Big decisions: The Vigo County Public Library hosted a forum on the referendums on Thursday. Staff photo by Austen Leake
Critical thinking finds solutions to perplexing problems. It leads to innovative changes, instead of the same-old-same-old.
Students from elementary school to graduate school are pushed to think critically. That means they study and evaluate an issue before finalizing a decision.
That's happened a lot more than usual, on a community level, in the past year leading up to the Terre Haute city election on Nov. 5.
Residents have attended nearly 80 public forums related to the Vigo County schools, the prospective casino and the races for city offices and town board seats. The Vigo County School Corp. and its superintendent Rob Haworth conducted dozens of those community forums on the district's finances and future needs, including 45 in the fall of 2018, four this summer, and 15 more this fall.
Three mayoral candidates participated in almost a dozen debates, town halls or individual forums. A debate among Terre Haute City Council candidates is coming Tuesday. The League of Women Voters and the American Democracy Project at Indiana State University conducted a forum Thursday evening at the Vigo County Public Library on two countywide referendums concerning the casino proposal and a property tax increase to fund school operations.
The opportunities to listen, learn, comment, agree or disagree exceeds any other season in recent memory. The welcoming of community engagement has been a refreshing twist after residents' concerns were treated as afterthoughts as county officials pushed through their plan for a new jail.
The school and city election forums have produced a flow of ideas to tackle genuine problems and improve life for current residents and, importantly, their grandchildren.
The best of those ideas shouldn't fade away on Nov. 6, regardless of the election's outcomes.
Haworth and the school district have given residents a prime role in determining how to handle at least $4 million in cuts necessary to maintain an appropriate cash balance. The increased numbers and cost of security and student mental health staff has dwindled the cash balance, according to the VCSC. If voters turn down the referendum to increase property taxes — an extra $53 per year for a taxpayer with a gross home value of $100,000 — cuts are expected to reach $8 million. Last week, the VCSC released a compilation of citizens' suggestions for cuts and potential new sources of revenue. Those ideas were gathered at the community forums.
They're thoughtful, not rash. The public's recommendations for cost cutting include tough choices like redistricting or consolidating schools, and implementing retirement incentives for veteran teachers. Residents also suggested combining bus routes, staggering start times for elementary and secondary schools to ease transportation, reevaluating administrators' jobs and duties, and adopting a four-day week.
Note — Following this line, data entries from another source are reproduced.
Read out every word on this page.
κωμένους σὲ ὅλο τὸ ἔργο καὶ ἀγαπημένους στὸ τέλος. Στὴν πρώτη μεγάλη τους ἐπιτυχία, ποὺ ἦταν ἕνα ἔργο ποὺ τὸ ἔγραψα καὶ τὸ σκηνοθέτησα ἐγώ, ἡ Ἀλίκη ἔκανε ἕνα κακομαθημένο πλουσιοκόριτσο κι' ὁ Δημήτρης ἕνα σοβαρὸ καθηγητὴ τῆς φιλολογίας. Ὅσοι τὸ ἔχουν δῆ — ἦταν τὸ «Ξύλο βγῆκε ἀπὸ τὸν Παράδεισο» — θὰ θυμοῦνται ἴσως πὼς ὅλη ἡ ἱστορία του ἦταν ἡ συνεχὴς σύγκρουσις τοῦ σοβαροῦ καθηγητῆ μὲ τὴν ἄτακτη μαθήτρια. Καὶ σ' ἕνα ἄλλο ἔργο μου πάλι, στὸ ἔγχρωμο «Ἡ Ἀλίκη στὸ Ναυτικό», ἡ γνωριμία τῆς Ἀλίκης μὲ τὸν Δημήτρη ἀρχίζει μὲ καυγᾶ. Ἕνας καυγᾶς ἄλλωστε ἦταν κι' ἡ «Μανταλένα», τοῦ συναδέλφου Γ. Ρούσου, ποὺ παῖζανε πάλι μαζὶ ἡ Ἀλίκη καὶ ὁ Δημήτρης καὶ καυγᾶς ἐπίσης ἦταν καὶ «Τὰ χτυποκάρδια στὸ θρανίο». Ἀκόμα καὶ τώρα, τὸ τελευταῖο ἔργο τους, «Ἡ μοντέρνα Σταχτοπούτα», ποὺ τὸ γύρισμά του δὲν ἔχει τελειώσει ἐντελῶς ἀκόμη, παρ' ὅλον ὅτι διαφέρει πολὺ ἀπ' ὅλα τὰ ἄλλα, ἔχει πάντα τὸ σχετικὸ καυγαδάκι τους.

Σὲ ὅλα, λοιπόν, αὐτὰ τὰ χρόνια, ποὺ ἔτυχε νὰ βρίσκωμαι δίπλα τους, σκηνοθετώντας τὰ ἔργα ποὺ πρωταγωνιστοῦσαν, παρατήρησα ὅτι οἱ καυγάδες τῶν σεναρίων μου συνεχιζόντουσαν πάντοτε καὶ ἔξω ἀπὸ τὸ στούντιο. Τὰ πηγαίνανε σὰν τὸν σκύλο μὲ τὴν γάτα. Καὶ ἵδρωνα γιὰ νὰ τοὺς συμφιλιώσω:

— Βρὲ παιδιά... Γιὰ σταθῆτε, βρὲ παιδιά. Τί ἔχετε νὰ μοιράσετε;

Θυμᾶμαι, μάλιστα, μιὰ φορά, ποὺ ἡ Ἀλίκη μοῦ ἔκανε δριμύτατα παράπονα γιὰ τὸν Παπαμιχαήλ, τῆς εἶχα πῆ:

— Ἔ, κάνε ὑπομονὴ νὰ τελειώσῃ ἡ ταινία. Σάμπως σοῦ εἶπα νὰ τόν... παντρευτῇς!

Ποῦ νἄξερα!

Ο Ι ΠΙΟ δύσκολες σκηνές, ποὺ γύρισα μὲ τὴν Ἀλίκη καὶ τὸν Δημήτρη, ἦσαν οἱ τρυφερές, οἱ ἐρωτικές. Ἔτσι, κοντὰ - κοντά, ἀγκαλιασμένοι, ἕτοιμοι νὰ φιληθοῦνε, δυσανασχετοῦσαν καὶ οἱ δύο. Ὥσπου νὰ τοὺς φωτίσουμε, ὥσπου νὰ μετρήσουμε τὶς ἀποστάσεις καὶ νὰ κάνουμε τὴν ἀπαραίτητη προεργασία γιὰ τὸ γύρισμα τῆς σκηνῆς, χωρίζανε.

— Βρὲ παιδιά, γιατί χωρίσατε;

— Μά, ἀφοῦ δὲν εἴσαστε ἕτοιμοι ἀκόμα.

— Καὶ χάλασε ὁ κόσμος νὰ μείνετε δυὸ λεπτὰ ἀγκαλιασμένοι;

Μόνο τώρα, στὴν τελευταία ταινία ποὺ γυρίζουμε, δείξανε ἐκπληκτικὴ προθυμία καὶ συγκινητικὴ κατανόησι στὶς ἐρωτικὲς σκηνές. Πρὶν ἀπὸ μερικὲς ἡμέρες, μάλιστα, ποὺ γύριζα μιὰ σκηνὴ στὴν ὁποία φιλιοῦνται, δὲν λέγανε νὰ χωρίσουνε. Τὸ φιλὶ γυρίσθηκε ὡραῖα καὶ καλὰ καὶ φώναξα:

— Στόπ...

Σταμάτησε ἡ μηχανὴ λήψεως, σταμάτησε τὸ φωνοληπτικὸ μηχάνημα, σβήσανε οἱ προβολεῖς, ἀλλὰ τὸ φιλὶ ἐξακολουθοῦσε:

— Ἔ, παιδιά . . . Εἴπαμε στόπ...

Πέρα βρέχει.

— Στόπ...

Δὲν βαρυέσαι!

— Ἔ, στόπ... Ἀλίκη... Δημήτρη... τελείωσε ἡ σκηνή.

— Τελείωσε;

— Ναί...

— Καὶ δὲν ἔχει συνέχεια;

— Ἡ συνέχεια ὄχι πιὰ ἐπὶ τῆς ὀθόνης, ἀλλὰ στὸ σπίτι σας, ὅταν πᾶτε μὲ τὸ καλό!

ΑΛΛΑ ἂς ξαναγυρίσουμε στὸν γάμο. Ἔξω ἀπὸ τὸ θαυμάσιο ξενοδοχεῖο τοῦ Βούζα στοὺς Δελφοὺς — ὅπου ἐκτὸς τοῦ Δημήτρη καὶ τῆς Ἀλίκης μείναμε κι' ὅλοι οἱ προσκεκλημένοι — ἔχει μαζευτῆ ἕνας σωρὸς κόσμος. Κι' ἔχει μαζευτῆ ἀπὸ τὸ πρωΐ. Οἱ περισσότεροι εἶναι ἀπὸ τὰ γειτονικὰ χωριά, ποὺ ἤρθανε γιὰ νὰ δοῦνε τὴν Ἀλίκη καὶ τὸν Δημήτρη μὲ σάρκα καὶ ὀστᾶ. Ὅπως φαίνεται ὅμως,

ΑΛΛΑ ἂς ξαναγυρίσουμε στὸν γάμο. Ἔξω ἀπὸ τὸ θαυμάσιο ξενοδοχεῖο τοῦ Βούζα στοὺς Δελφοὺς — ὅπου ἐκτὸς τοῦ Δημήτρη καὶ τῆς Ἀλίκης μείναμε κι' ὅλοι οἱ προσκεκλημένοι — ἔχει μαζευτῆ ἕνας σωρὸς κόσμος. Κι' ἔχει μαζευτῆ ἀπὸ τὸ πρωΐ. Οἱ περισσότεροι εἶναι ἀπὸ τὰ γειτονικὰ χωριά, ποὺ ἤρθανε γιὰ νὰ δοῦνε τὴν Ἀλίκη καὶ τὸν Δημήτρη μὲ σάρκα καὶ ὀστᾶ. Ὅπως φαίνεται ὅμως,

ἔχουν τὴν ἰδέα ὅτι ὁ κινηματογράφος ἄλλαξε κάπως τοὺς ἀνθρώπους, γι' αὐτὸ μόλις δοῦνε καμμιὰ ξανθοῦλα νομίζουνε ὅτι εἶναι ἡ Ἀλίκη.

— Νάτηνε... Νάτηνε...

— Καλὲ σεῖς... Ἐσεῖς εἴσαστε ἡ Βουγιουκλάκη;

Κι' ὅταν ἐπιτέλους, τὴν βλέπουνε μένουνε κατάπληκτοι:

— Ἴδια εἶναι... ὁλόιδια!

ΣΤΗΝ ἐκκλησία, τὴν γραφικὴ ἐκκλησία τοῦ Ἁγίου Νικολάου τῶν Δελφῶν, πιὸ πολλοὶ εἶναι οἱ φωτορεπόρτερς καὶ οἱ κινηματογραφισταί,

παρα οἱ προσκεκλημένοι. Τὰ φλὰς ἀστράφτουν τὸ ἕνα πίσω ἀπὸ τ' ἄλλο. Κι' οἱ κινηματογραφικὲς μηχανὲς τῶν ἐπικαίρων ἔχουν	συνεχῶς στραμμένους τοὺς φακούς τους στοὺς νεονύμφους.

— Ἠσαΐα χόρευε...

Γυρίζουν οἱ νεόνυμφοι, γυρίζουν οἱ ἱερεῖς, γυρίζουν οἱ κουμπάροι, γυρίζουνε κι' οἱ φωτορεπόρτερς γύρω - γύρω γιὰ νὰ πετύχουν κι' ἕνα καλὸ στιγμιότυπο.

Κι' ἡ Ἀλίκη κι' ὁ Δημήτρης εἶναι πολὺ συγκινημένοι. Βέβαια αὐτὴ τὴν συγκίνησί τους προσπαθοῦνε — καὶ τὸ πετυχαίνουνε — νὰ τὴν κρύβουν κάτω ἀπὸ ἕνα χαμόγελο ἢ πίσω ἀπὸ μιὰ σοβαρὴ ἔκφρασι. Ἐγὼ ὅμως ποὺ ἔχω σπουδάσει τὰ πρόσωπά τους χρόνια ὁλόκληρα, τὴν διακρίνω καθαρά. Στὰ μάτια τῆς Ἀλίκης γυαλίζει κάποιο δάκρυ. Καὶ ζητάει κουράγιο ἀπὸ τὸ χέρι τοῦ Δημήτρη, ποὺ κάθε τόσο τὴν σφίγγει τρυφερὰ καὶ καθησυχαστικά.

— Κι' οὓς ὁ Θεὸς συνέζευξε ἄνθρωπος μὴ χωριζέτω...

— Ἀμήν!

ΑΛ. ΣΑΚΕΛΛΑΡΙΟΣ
Ideas to generate revenue included seeking partnerships and sponsors from businesses, absorbing the Covered Bridge Special Education District into the VCSC, renting district facilities to community groups for special events, and expanding the new virtual school's reach beyond Vigo County, among others.
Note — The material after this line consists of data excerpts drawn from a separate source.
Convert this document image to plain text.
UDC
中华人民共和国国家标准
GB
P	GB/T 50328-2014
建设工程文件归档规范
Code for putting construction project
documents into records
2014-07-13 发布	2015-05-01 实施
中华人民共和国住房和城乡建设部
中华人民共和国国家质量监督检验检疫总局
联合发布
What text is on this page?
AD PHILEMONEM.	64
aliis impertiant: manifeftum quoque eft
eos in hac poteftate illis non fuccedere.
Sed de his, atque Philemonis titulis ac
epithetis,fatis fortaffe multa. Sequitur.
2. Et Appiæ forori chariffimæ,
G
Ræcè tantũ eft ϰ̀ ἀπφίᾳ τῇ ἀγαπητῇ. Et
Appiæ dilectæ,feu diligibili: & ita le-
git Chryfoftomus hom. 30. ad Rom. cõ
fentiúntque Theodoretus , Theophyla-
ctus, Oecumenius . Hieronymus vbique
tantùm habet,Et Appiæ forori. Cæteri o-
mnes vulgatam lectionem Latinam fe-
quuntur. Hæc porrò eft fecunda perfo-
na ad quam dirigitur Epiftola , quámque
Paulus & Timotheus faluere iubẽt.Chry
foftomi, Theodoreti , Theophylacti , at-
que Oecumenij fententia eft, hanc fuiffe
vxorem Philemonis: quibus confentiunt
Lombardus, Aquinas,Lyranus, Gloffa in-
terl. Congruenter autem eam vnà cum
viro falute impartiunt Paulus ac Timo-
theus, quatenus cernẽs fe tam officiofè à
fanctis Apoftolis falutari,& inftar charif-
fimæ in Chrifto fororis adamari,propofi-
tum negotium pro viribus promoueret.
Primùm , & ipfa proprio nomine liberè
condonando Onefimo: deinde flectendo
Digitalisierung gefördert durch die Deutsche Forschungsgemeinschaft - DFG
Brainstorming and discussions at the school forums have an impact beyond the district and its classrooms. Among several topics dwelt upon in both the school and city election forums was Terre Haute's declining population, especially among young family-age residents. The city is one of a handful of Indiana metros projected to lose population by 2050, while the majority of Hoosier metros are expected to add thousands or tens of thousands of residents.
The VCSC can put a number on the consequences of that decline. The enrollment shrinkage by 173 students this fall calculates to a revenue drop of $1,126,230 in state per-pupil funding. But there's a yet-undetermined cost to the community, as well, every year those numbers decrease — a slide that's continued through most of the 21st century. The town has fewer future business people, teachers, taxpayers, firefighters, engineers, nurses and, yes, mayors and city council members.
Problems affecting schools affect the entire population, and vice versa.
Mayoral candidates offered a variety of ideas to reverse the situation, and cope with it in the meantime. Acting is important.
"If we're always in retreat mode — that's all we're doing is retreating, retreating and retreating — I don't believe people will want to come here, live here, settle here, bring their families here," Haworth said last month, when the enrollment figures were released. "That's why these community meetings are so important, not just for a discussion about our schools but a discussion for our entire community."
Civic engagement should continue after this election and the next. Local forums on a gamut of prospects and problems should go on, too. That's how communities revitalize and avoid stagnation.